The "why would you be with him" question is something that the other part of me has always asked. Potential. Potential is a dangerous word I think. Loving someone right here and now....rather than what you believe is inside...loving the glimpses of the person he is...wow. I am having loads of epiphanies lately. It isn't that i haven't examined my choices and my life with him over the years. I have...but only lightly and only long enough to not try anything different.

I'm afraid also that he will "snap out of it" and go into that person that I'm so in love with (the one that I get to have glimpses of...sometimes for hours...sometimes for a few weeks or even months)....and then I'll be weak and rethink what I'm heading for.

I have been sobbing lately every few days. Crying every day. Mourning something even though he is still at the house. I'm so scared for him and his future.

We had hope....and that hope keeps getting more and more limited. The reality is that in the here and now...the relationship is minuscule or even nonexistent. Yesterday I saw him talking to our toy poodle and it was heartbreaking for me.

I thought I could give him the life that no one else thought he could have.................................................
So I too am deeply flawed. In most other aspects of my life...I'm a realist. When it comes to my husband, I do truly have rose-colored glasses. Always have. I can bash him...I can criticize him...I can see from an outsider's perspective how one-sided the relationship is.....but I also have that unconditional love....it's not healthy. It's like a mother-son thing.

My needs aren't being met. :-( I thought that I could handle that though. I thought that I could handle this life......because I believed he would eventually completely commit to taking care of himself. Yeah...I'm an enabler. I'm a controller. And here I am....broken.

Seeming normal. Holding my **** together at work.... but so broken.
I will and am continuing to see a therapist. I just had her put me in weekly for the foreseeable future.

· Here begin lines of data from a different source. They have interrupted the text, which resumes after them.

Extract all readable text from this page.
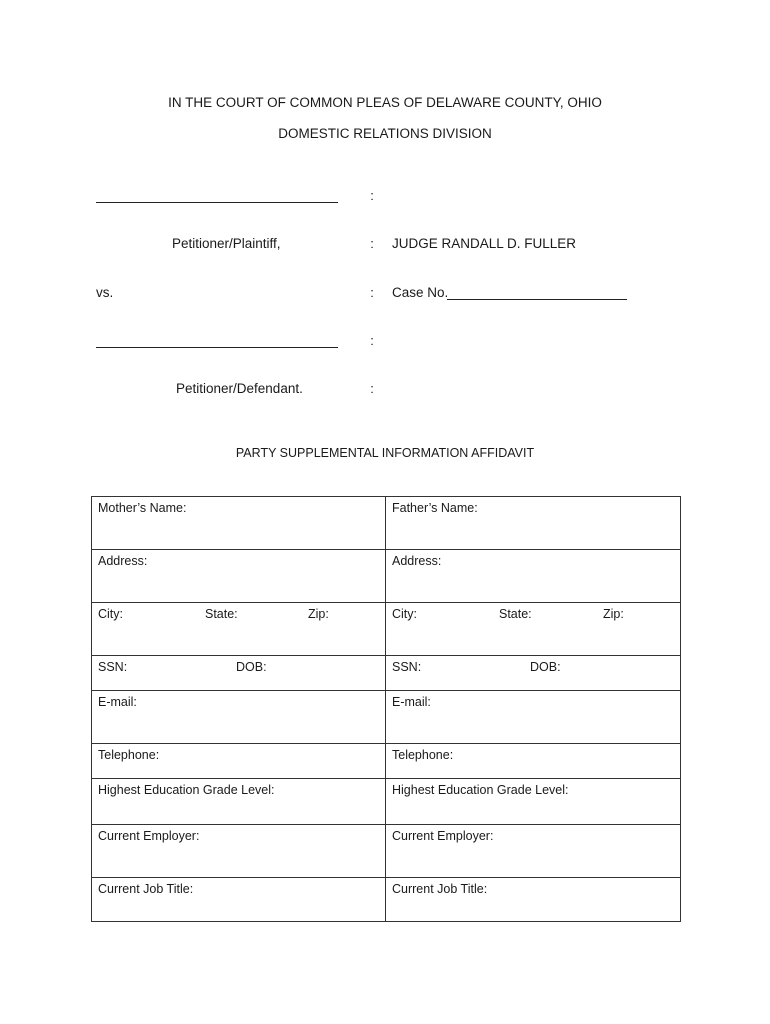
IN THE COURT OF COMMON PLEAS OF DELAWARE COUNTY, OHIO
DOMESTIC RELATIONS DIVISION
:
Petitioner/Plaintiff,	: JUDGE RANDALL D. FULLER
vs.	: Case No.
:
Petitioner/Defendant.	:
PARTY SUPPLEMENTAL INFORMATION AFFIDAVIT
Mother’s Name:	Father’s Name:

Address:	Address:

City: State: Zip:	City: State: Zip:

SSN: DOB:	SSN: DOB:

E-mail:	E-mail:

Telephone:	Telephone:

Highest Education Grade Level:	Highest Education Grade Level:

Current Employer:	Current Employer:

Current Job Title:	Current Job Title:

Still--I feel like I am turning my back on someone. Throwing him away. Letting him do this to himself....
But that's a flawed way of thinking. I didn't make him choose to give me the silent treatment for a month. I certainly didn't suggest he stop his meds...I didn't spend his paychecks. I didn't buy him drugs or give him money for it. I certainly didn't suggest that he start drinking vodka...........

THIS SUCKS.
Unconditional love is the most beautiful love there is. Agape. You are a wonderful, beautiful person. Not one ounce of you is weak. And yes - THIS SUCKS!!!!!!!! My situation is so similar and I HATE it with every ounce of my being it makes me so crazy. It's hard not to hate him too and sometimes I do. I'm with you, girl. I'm so with you. I'm so sorry.